One-at-a-time processing: Because the code which directly manipulates an object is part of the object itself, there’s a natural tendency in OOP to process objects one-by-one rather than in large batches

OOP structural issues

The same appendix also discusses structural issues with OOP, but I’ll try to reduce the argument here down to two main problems:

1) Overenthusiasm for fine-grained modularity

Dividing large systems into encapsulated modules is a perfectly good idea and perhaps even essential at a certain scale, but OOP takes the idea way too far, i.e. ‘If modules are good, then maybe everything should be a module, and maybe more modules are always better!’

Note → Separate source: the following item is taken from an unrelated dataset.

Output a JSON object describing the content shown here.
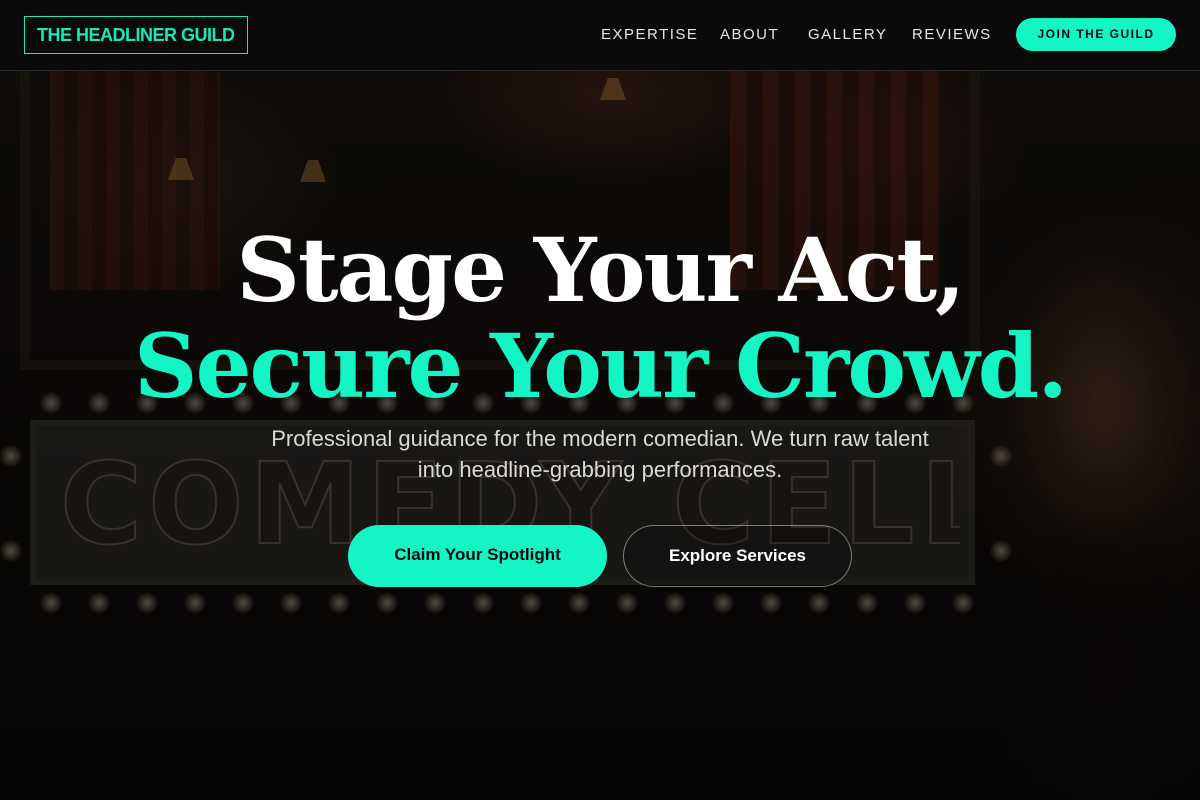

The underlying premise is that, the smaller a module, the easier a module can be made correct. In itself, this is totally true. The mistake is forgetting that the correctness of the whole system resides in how the modules interrelate, not just the correctness of the individual modules. By forgetting this, OOP often ends up replacing concentrated complexity with scattered complexity—which is generally more difficult to reason about—and thus ends up increasing overall complexity.

Note

A related structural problem of OOP is ‘conflation of data types with modules’, the insistence that every data type be its own module and that all modules are data types. This conflation often leads to unnecessary fracturing of code and data across odd boundaries, e.g. relocating data from one object to another because it doesn’t fit the supposed ‘single responsibility’ of the object.

Arguably, though, this mistake is all just downstream of the OOP mania for fine-grained modularity. In origin, the thinking was probably something like:

some data types do make for naturally self-contained modules (such as ADTs)

a program’s data types are typically numerous and small enough to seem like plausible boundary lines for fine-grained modules

Hence, the idea that all data types should be modules may have seemed plausible in the 1970s.

2) Aversion to sequential code and flat data

The second major problem with object-oriented design is its strong tendency to result in ping-pong call graphs and tangles of cross-referenced data. These follow naturally from the excessive modularity: because the objects are small and self-contained, they can do little on their own and so tend to collect more-and-more direct and indirect references to other objects; typically then, to get anything done, the methods of an object must invoke the methods of other objects which must invoke the methods of other objects which must invoke the methods of other objects…

As I’ll argue in the rest of this post, over-complicating the shape of your code and data in this way—straying from simple, sequential code and simple, flat data—makes your program much harder to understand and often much more difficult to optimize.

Data transformation pipelines

The primary mental model in OOP is a graph of objects with potentially arbitrary connections. Summed up as a metaphor:

An object-oriented program is a zoo of cooperating objects.

oop zoo

In contrast, the primary mental model in procedural programming is sequential data transformation:

A procedural program is an assembly line that transforms data.

assembly line

Data is loaded at one end of the assembly line, various stations along the line manipulate the data, and then the transformed data comes out the other end.

data transformation

An axiomatic truth

Not everything may seem like a data transformation problem, but if something is computable, it is ultimately just that. In fact, programs can be broadly categorized by the primary kind of data transformation they perform:

Servers transform network requests into network responses.
Interactive applications transform the application’s state into new states based on user input events.
Simulations (such as games) transform the simulation’s states into new states based on user input and clock ticks.
Processing jobs (such as command line utils and compilers) transform arguments and file data into some result, then save or print the result before terminating.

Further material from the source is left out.